Let G be the centroid of ΔABC and S be any point in the plane of a ΔABC.

Statement-1: $\vec{SA} + \vec{SB} + \vec{SC} = 3 \vec{SG}$

Statement-2: If O, A and B are three points in a plane, then $m\vec{OA}+n\vec{OB} = (m + n)\vec{OC}$, where C is a point dividing AB in the ratio $n : m$.
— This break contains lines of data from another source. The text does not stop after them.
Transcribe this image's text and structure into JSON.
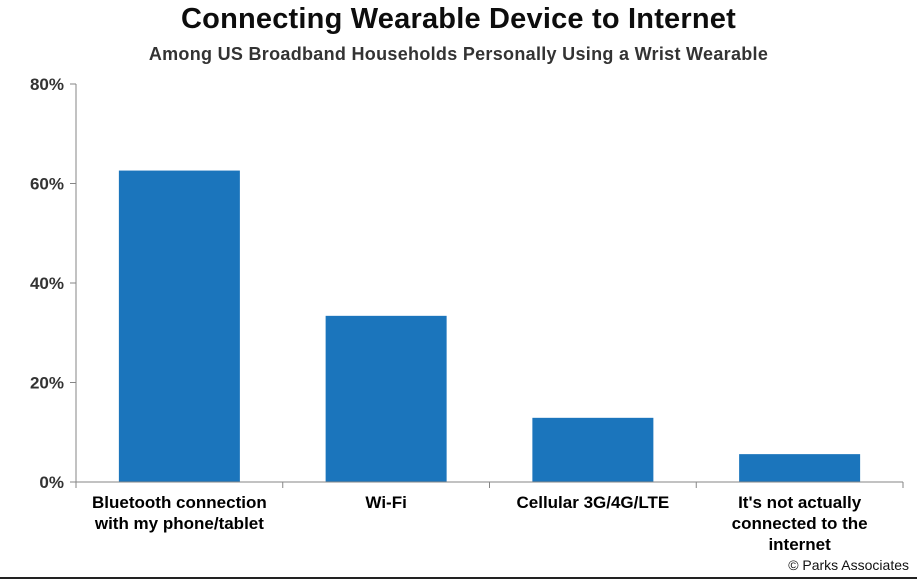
{
  "chart_data": {
    "type": "bar",
    "title": "Connecting Wearable Device to Internet",
    "subtitle": "Among US Broadband Households Personally Using a Wrist Wearable",
    "categories": [
      "Bluetooth connection with my phone/tablet",
      "Wi-Fi",
      "Cellular 3G/4G/LTE",
      "It's not actually connected to the internet"
    ],
    "category_lines": [
      [
        "Bluetooth connection",
        "with my phone/tablet"
      ],
      [
        "Wi-Fi"
      ],
      [
        "Cellular 3G/4G/LTE"
      ],
      [
        "It's not actually",
        "connected to the",
        "internet"
      ]
    ],
    "values": [
      62.6,
      33.4,
      12.9,
      5.6
    ],
    "ylim": [
      0,
      80
    ],
    "yticks": [
      "0%",
      "20%",
      "40%",
      "60%",
      "80%"
    ],
    "ytick_values": [
      0,
      20,
      40,
      60,
      80
    ],
    "xlabel": "",
    "ylabel": "",
    "grid": false,
    "legend": "none",
    "bar_color": "#1b75bc",
    "axis_color": "#868686"
  },
  "source_credit": "© Parks Associates"
}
Statement-1 is True, Statement-2 is True; Statement-2 is a correct explanation for Statement-1.

Let O be the origin.

Using section formula, we have

$\vec{OC}=\frac{n\vec{OB}+m\vec{OA}}{n+m}⇒ (m+n)\vec{OC}=m\vec{OA}+n\vec{OB}$

So, statement-2 is true.

Now,

$\vec{SA} + \vec{SB} + \vec{SC} =\vec{SA}+(\vec{SB} + \vec{SC})$

$⇒\vec{SA} + \vec{SB} + \vec{SC} =\vec{SA}+2\vec{SD}$  [Using statement-2 for m = n = 1]

$⇒\vec{SA} + \vec{SB} + \vec{SC} =(1+2)\vec{SG}$   [Using statement-2]

$⇒\vec{SA} + \vec{SB} + \vec{SC} =3\vec{SG}$

So, both the statements are true and statement-2 is a correct explanation for statement-1.